By Jacob Dinezon
Translated from the Yiddish by Jane Peppler
Foreword by Scott Hilton Davis
Published by Jewish Storyteller Press, 2015
Raleigh, North Carolina, U.S.A.
A story so poignant and powerful it transformed the Jewish educational system of Eastern Europe.
In 1899, Jacob Dinezon’s short novel, Yosele, exposed in vivid detail the outmoded and cruel teaching methods prevalent in the traditional cheders (Jewish elementary schools) of the late 1800s.
Writing in Yiddish to reach the broadest Jewish audience, Dinezon described the sad, poverty-stricken, and violent life of a bright and gentle schoolboy whose treatment at the hands of his teacher, parents, and rich society is shocking and painful. The pathos and outrage resulting from the story’s initial publication produced an urgent call for reform and set the stage for the establishment of a secular school movement that transformed Jewish elementary education in the early 1900s.

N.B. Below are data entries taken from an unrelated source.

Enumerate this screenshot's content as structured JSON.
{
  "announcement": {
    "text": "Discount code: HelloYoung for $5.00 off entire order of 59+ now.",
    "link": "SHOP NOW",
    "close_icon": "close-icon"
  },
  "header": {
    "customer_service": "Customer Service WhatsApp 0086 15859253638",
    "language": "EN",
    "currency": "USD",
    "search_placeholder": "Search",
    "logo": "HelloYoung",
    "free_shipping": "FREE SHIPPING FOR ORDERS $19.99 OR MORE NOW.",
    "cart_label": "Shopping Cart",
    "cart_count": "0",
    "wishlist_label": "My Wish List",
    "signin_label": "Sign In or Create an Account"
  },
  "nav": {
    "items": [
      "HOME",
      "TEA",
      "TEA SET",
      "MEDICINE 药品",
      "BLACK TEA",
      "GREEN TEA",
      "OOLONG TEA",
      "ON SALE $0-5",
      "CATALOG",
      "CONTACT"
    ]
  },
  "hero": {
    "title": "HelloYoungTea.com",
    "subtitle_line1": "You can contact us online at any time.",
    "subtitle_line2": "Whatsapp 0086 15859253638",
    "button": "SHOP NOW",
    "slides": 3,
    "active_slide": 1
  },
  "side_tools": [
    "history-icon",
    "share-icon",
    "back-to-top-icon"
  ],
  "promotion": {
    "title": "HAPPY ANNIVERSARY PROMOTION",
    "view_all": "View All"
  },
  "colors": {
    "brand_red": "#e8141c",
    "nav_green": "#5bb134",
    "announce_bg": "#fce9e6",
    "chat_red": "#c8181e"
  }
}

“All Jewish radical circles that were involved in the idea of building new Jewish schools and especially new institutions, took Dinezon’s Yosele as witness and testament to the unjust order of society,” wrote literary historian Shmuel Rozshanski. “They derived from it weighty arguments in public trials, and his selected pages became the most beloved reading material in the Jewish schools, and even on holidays, in acted-out scenes and plays.”
Translated into English for the first time by Jane Peppler, Jacob Dinezon’s Yosele presents a rarely seen sociological and cultural picture of Eastern European Jewish life at the end of the nineteenth century.
About the Author
Jacob Dinezon, like Charles Dickens, championed the poor and oppressed, especially children. Called the first sentimental writer of modern Yiddish literature by literary scholars, Dinezon used his pen to expose the hypocrisy and injustice in shtetl society, and his stories reveal a deep love and commitment to uplifting and enlightening the Jewish people.
Learn more about Jacob Dinezon at www.jacobdinezon.com
About the Translator
Jane Peppler graduated from Yale University with a degree in Russian language and literature. She began singing Yiddish songs in 1983 and directed the Triangle Jewish Chorale in North Carolina for fourteen years. Peppler has studied with Yiddish professor Sheva Zucker and attended intensive summer Yiddish courses at the Medem Bibliotheque in Paris. In addition to translating Yiddish stories by Sholem Aleichem, Isaac Meyer Dik, and Mendele Moykher Sforim, Peppler has completed English translations of Jacob Dinezon’s Yosele, Alter, and Hershele. In 2014, Peppler published Yiddish Songs from Warsaw 1929-1934: The Itsik Zhelonek Collection. She has also produced and performed on several albums of Yiddish music, including “I Can’t Complain (But Sometimes I Still Do),” “Cabaret Warsaw: Yiddish and Polish Hits of the 1920s-1930s,” and the three volume set, “Yiddish Songs from Warsaw.”
About the Editor
Scott Hilton Davis is a storyteller, playwright, and collector of Russian and Eastern European Jewish short stories from the late nineteenth and early twentieth centuries. Convinced of the historical, cultural, and ethical significance of stories by Sholem Abramovitsh, Sholem Aleichem, I. L. Peretz, and the lesser-known writer, Jacob Dinezon, Scott now uses storytelling and playwriting to bring works by these beloved Jewish writers to new audiences. He is the author of Souls Are Flying! A Celebration of Jewish Stories and Half A Hanukkah: Four Stories for the Festival of Lights. Scott is a former public television executive with more than thirty-five years of experience writing, producing, and directing documentaries and dramas. He lives in Raleigh, North Carolina.
Jewish Storyteller Press was founded in 2007 to bring literary works of 19th century Jewish writers to 21st century readers.